It may only be September, but those who worry about privacy and new technologies are definitely feeling a chill wind. On Aug. 27, the Federal Communications Commission issued an order that could turn every cell phone in the country into a homing beacon that law enforcement could use to track the general location of criminal suspects.

That news came just a week after reports of a new Justice Department plan to ask Congress for the authority to break into the homes of suspects to obtain the software "keys" necessary to decrypt data and messages, and to plant "recovery devices" on computers or take other action to ensure that law enforcement officials have access to anything on the machine.

And that news, in turn, came only weeks after word leaked of a Clinton administration proposal being readied that calls for the government to put surveillance features on all computers in government networks, and to encourage private networks to do the same. The goal: to spot patterns of suspicious hacker activity and to relay that information to a central computer defense agency for analysis. The side effect: A great deal of Internet surfing could be traced.

"All of the pieces taken together indicate a giant surveillance system being built," said Andrew Grosso, a former assistant U.S. attorney and computer expert who practices law in the District. "That may not be the actual intent," Grosso said, but "that is the repercussion."

Marc Rotenberg, who heads the Washington-based Electronic Privacy Information Center, is not willing to give government that benefit of the doubt. "We're seeing the interconnection for the building blocks of a surveillance state," he said.

When Congress passed the law that the FCC action stems from, the Communications Assistance for Law Enforcement Act of 1994 (CALEA), the notion was fairly simple: to help the good guys keep track of the bad guys despite fast-moving developments in communications technology. Police complained that cellular phone networks and other new techno-gizmos were being designed without features that would enable court-ordered wiretaps that have long been possible with old-fashioned phones. Soon, they said, criminals would be able to talk to each other without fear of eavesdropping.

The electronic privacy center and a number of other civil liberties groups opposed CALEA, saying the law would in fact extend police abilities far beyond the current state of affairs. Among their fears was the notion that the FBI would attempt to go beyond the limits they say Congress has set -- trying to turn cellular telephones into homing beacons, for instance.

One of the groups that helped draft the legislation was the Center for Democracy and Technology, a District high-tech policy group.
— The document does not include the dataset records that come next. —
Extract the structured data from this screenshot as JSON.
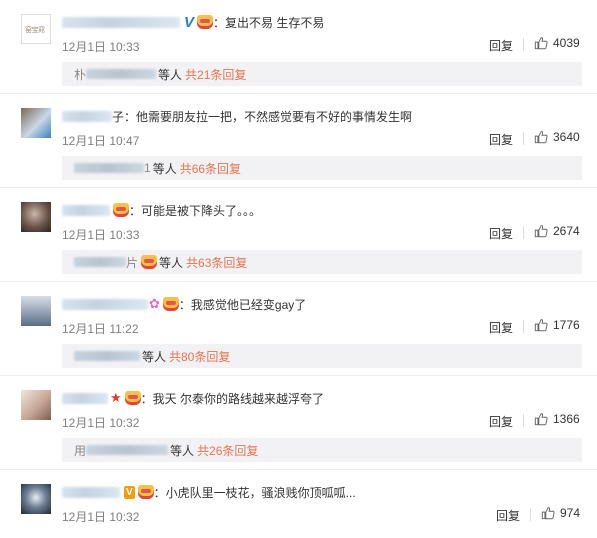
{
  "comments": [
    {
      "name_fragment": "",
      "badge": "V",
      "text": "：复出不易 生存不易",
      "time": "12月1日 10:33",
      "reply_label": "回复",
      "likes": "4039",
      "avatar_text": "窑宝窕",
      "sub": {
        "name_prefix": "朴",
        "name_suffix": "",
        "others": "等人",
        "total": "共21条回复"
      }
    },
    {
      "name_fragment": "子",
      "badge": "",
      "text": "：他需要朋友拉一把，不然感觉要有不好的事情发生啊",
      "time": "12月1日 10:47",
      "reply_label": "回复",
      "likes": "3640",
      "sub": {
        "name_prefix": "",
        "name_suffix": "1",
        "others": "等人",
        "total": "共66条回复"
      }
    },
    {
      "name_fragment": "",
      "badge": "",
      "text": "：可能是被下降头了。。。",
      "time": "12月1日 10:33",
      "reply_label": "回复",
      "likes": "2674",
      "sub": {
        "name_prefix": "",
        "name_suffix": "片",
        "others": "等人",
        "total": "共63条回复"
      }
    },
    {
      "name_fragment": "",
      "badge": "",
      "text": "：我感觉他已经变gay了",
      "time": "12月1日 11:22",
      "reply_label": "回复",
      "likes": "1776",
      "sub": {
        "name_prefix": "",
        "name_suffix": "",
        "others": "等人",
        "total": "共80条回复"
      }
    },
    {
      "name_fragment": "",
      "badge": "",
      "text": "：我天 尔泰你的路线越来越浮夸了",
      "time": "12月1日 10:32",
      "reply_label": "回复",
      "likes": "1366",
      "sub": {
        "name_prefix": "用",
        "name_suffix": "",
        "others": "等人",
        "total": "共26条回复"
      }
    },
    {
      "name_fragment": "",
      "badge": "V",
      "text": "：小虎队里一枝花，骚浪贱你顶呱呱...",
      "time": "12月1日 10:32",
      "reply_label": "回复",
      "likes": "974"
    }
  ],
  "colors": {
    "link": "#eb7350",
    "verified_blue": "#2e7bd2",
    "verified_orange": "#f39c12",
    "muted": "#808080"
  },
  "icons": {
    "like": "thumbs-up-icon",
    "vip": "crown-icon"
  }
}
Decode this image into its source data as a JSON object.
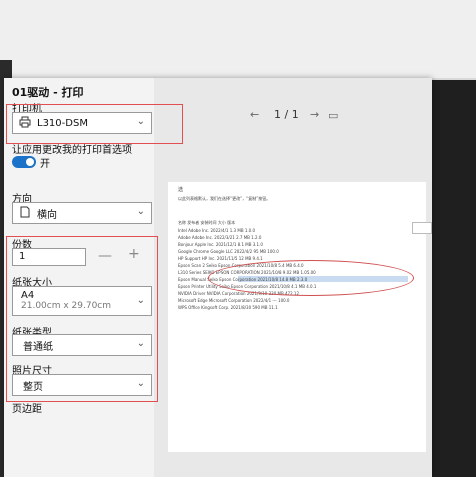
{
  "dialog": {
    "title": "01驱动 - 打印",
    "printer_label": "打印机",
    "printer_value": "L310-DSM",
    "app_pref_text": "让应用更改我的打印首选项",
    "toggle_state": "开",
    "orientation_label": "方向",
    "orientation_value": "横向",
    "copies_label": "份数",
    "copies_value": "1",
    "decrease_symbol": "—",
    "increase_symbol": "+",
    "paper_size_label": "纸张大小",
    "paper_size_value": "A4",
    "paper_size_dims": "21.00cm x 29.70cm",
    "paper_type_label": "纸张类型",
    "paper_type_value": "普通纸",
    "photo_size_label": "照片尺寸",
    "photo_size_value": "整页",
    "cutoff_label": "页边距"
  },
  "preview": {
    "page_indicator": "1 / 1",
    "doc_lines": [
      "选",
      "以此列表格默认，我们在选择“更改”，“复制”按钮。",
      "名称              发布者                        安装时间        大小    版本",
      "Intel             Adobe Inc.                   2022/4/1        1.3 MB   1.0.0",
      "Adobe             Adobe Inc.                   2022/3/21       2.7 MB   1.2.0",
      "Bonjour           Apple Inc.                   2021/12/1       8.1 MB   3.1.0",
      "Google Chrome     Google LLC                   2022/4/2        95 MB    100.0",
      "HP Support        HP Inc.                      2021/11/5       12 MB    9.4.1",
      "Epson Scan 2      Seiko Epson Corporation      2021/10/8       5.4 MB   6.4.0",
      "L310 Series       SEIKO EPSON CORPORATION      2021/10/8       9.02 MB  1.05.00",
      "Epson Manual      Seiko Epson Corporation      2021/10/8       14.8 MB  2.3.0",
      "Epson Printer Utility  Seiko Epson Corporation 2021/10/8       4.1 MB   4.0.1",
      "NVIDIA Driver     NVIDIA Corporation           2021/9/10       330 MB   472.12",
      "Microsoft Edge    Microsoft Corporation        2022/4/1        ---      100.0",
      "WPS Office        Kingsoft Corp.               2021/8/30       590 MB   11.1"
    ]
  }
}
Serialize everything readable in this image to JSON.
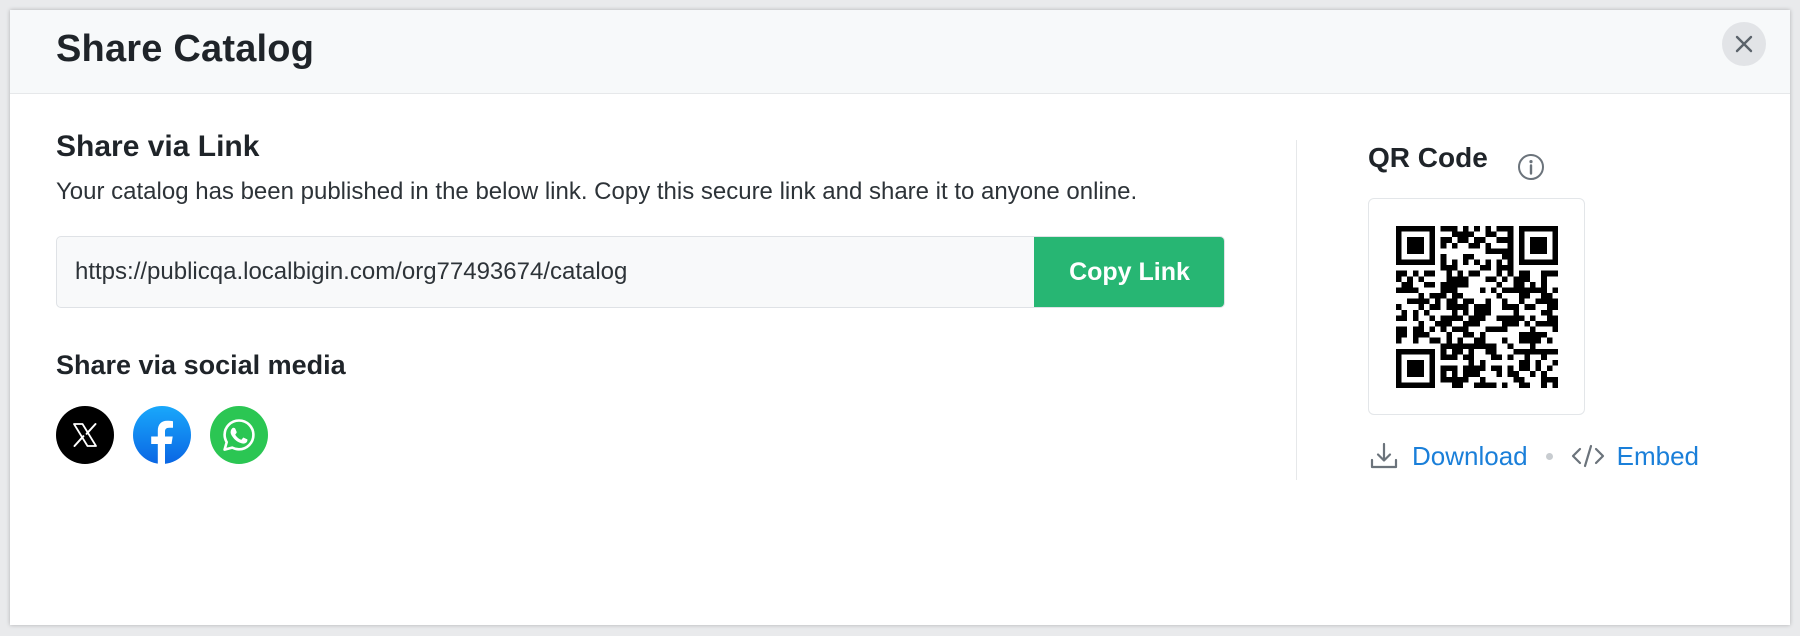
{
  "modal": {
    "title": "Share Catalog"
  },
  "share_link": {
    "heading": "Share via Link",
    "description": "Your catalog has been published in the below link. Copy this secure link and share it to anyone online.",
    "url": "https://publicqa.localbigin.com/org77493674/catalog",
    "copy_label": "Copy Link"
  },
  "social": {
    "heading": "Share via social media",
    "items": [
      {
        "name": "x",
        "icon": "x-logo-icon",
        "color": "#000000"
      },
      {
        "name": "facebook",
        "icon": "facebook-logo-icon",
        "color": "#0a66e4"
      },
      {
        "name": "whatsapp",
        "icon": "whatsapp-logo-icon",
        "color": "#2bc653"
      }
    ]
  },
  "qr": {
    "heading": "QR Code",
    "download_label": "Download",
    "embed_label": "Embed"
  },
  "colors": {
    "accent_green": "#27b673",
    "link_blue": "#1a7fd9",
    "title_text": "#1f2429"
  }
}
James X. Dempsey, who monitors telecommunications issues for the group, said, "We thought we were creating a balanced statute," one that would keep the FBI from getting everything it wanted. "We got a specific assurance from [FBI Director] Louis Freeh -- we thought that location information was not covered by CALEA."

Since the passage of the 1994 bill, however, the FBI has pushed the FCC to require the industry to include cell-phone tracking and other features that civil liberties groups contend go beyond the scope of the law. "When the FBI director gets to set the technical standards for the nation's telecommunications system, clearly something is amiss," said Rotenberg.

An FCC official told me there is a balance in the new technical specifications for cell phones, which would allow law enforcement people to determine only the general location at which a cell phone was used. He argued that "we approached this looking at the law, listening to the arguments on both sides, and that is what we use in making our decision."

I called Clifford Fishman, a professor of law at Catholic University who wrote a leading text on wiretap law. "I am not troubled" by the new rules, he said, since so few conversations are actually intercepted by law enforcement and the authorities must get court orders to use the technology.

"I'm confident that the number and frequency of illegal taps is very low," Fishman said. He also said that since the police know the location of the wire-line phones they tap, the cell-phone location information simply gives law enforcement the same kind of information with the new technology.

It all comes down, he suggested, to whether you trust government to do the right thing.

But Rotenberg points out that not trusting government is part of the American way. The Fourth Amendment to the U.S. Constitution was written to guard against the excesses of law enforcement in conducting searches and seizures. "I do not think that this is consistent with the constitutional principles embedded in the American tradition," he said.

Dempsey says the problem with what he calls evolving police power over technology is that in the past, new technology has been a mixed bag for privacy-minded folks and for law enforcement: Cell phones, for example, initially offered users greater privacy, by allowing them to talk from anywhere, but at the same time their signals, broadcast over the air, could be intercepted.

Dempsey says the FBI plays the game differently: "They believe that the technology should always be a one-way ratchet in the direction of improving their capabilities."